Years ago, when they left on one of their week long vacations to the redneck riviera, I fashioned that one oar, sans paddle into a steamer, which is a device used to smoke pot, with a bowl on the top and a tube with both ends open.  One end is inhaled from, and the other acts as a carburator, and it gets you really, really stoned.

Or in this case, I got really, really stoned.  All day, all night until my head hurt.

I specifically remember sitting in bed, trying to smoke all the way up until I tried to go to sleep, feeling vaguely guilty and dirty smoking in my bed with a big long blue tube and a bowl caked with thc, wondering if I had a problem, thinking, as my head literally ached from either the pot or lack of oxygen, "Man, what am I doing?"  and then giggling to myself as I tried to go to sleep, realizing that there is no such thing as a 'marijuana problem'.

I wasn't holding up stores, nor stealing anything.  If I ran out of pot, which was extrememly rare, I was bummed for a couple of days and had a lot of time on my hands that would otherwise be spent smoking pot and creating devices to smoke pot out of, such as the 'case of the missing blue oar' steamer, of which my father is currently inquiring.

I hid it when they came home, and eventually threw it away.

"Oh!  You mean the oar from that raft that you guys gave me."  I said.

"Yeah."

"I was, like, seven or eight when you gave that to me.  It could be broken or thrown away."

(one year I said something like, "Dude, that was so long ago, it could be anywhere", and he got seriously pissed.

"It could NOT be anywhere!!" and my mom would chime in with her usual, "It didn't just grow legs, get up and walk away, arg!"

I almost started laughing right then and there, but choked it down.)

"This family never throws anything away."

(meaning he never throws anything away...and godammit, I thought no one would ever notice ONE GODDAM USELESS BLUE PLASTIC OAR THAT WAS GIVEN TO ME IN THE FUCKIN' EIGHTIES AND THE GHOST OF WHICH HAS SOMEHOW COME BACK TO LIFE TO HAUNT ME PERIODICALLY IN THE 21st CENTURY.)

"Okay, well, I'll keep an eye out for it." I say.

"No, no you won't"  he keeps on, laying the guilt smackdown.

He makes it apparent he wants me to search for this thing amongst all the bullshit in the basement.  A fruitless search, mind you, and this I know.

Its like he kept the fuckers for years like hidden bastard children.  'One day...I'll have a use for you...'

I mean, who the fuck thinks of these things?  Who thinks like this?

My dad, that's who.

And long ago,  I gave up any pretense of doing a dance around the issues to make them happy.  I dropped the play that many kids do for their parents, the maintenance of illusions, the maintenance of denial for the parent's sake.

I've long thought it all bullshit, only to find that parents typically and willfully deceive themselves where their children are concerned.

But this one I will conceed.  I will not explain what a 'steamer' is, nor the truth behind 'the case of the missing blue and yellow plastic oar from the eighties'.

I might not even have been seven.
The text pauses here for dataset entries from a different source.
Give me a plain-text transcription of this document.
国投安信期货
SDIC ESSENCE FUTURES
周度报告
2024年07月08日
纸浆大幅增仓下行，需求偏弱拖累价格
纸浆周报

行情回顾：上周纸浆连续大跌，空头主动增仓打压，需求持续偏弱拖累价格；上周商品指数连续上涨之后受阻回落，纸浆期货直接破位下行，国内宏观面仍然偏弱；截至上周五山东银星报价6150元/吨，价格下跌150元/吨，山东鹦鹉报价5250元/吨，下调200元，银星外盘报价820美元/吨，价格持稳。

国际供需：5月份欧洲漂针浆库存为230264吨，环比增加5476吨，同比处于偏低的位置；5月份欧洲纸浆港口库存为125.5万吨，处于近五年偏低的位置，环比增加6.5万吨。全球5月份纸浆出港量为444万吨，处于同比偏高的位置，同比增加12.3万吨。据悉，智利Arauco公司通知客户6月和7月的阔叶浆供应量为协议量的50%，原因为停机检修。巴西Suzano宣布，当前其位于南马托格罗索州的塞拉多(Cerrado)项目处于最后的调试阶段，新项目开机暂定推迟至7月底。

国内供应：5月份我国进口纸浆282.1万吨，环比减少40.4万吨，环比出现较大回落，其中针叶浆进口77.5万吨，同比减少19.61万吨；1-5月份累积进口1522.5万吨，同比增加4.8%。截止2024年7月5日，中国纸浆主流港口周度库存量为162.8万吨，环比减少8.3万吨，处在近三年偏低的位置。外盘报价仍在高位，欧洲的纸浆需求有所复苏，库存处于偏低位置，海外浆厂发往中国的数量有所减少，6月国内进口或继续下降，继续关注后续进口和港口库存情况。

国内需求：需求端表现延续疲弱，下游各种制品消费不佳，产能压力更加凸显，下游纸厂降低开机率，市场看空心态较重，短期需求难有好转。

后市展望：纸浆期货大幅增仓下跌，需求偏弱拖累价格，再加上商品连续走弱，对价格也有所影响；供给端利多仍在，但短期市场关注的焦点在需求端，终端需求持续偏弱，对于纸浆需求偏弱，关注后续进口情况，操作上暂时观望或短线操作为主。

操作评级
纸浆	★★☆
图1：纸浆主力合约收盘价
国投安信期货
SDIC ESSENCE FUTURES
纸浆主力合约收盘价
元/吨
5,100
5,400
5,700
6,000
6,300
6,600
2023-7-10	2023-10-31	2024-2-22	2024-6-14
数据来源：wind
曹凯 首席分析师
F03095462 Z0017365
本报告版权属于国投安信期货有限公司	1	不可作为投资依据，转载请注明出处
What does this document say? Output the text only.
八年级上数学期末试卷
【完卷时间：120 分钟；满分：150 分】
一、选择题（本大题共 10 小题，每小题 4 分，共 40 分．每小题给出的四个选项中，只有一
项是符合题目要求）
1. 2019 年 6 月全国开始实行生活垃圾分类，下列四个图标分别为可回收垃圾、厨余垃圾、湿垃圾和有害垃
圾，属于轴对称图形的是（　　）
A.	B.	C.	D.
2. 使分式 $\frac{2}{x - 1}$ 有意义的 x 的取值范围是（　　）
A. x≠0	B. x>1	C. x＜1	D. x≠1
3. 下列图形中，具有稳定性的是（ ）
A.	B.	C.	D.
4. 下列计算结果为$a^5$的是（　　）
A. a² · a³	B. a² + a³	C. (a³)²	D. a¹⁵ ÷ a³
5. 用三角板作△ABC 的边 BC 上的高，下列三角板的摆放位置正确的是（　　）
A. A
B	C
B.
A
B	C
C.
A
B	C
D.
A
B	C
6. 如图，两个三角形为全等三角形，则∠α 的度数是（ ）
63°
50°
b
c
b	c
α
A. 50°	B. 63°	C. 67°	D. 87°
What the fuck, dude.  How weird can you get?  I didn't like the shit when I got it in the first place.

And I know they're just going to get weirder as time goes on, the only thing I have on my side is my emergent objectivity, and the perspective I have gained in my travels and travails, my professional and personal lives.

So, tomorrow I will dotifully go down into the basement.  I will move boxes around.  I will stir up dust.

And I will, once again, repeat what I have said.

What a pathetic sham.  How fucking weird is that?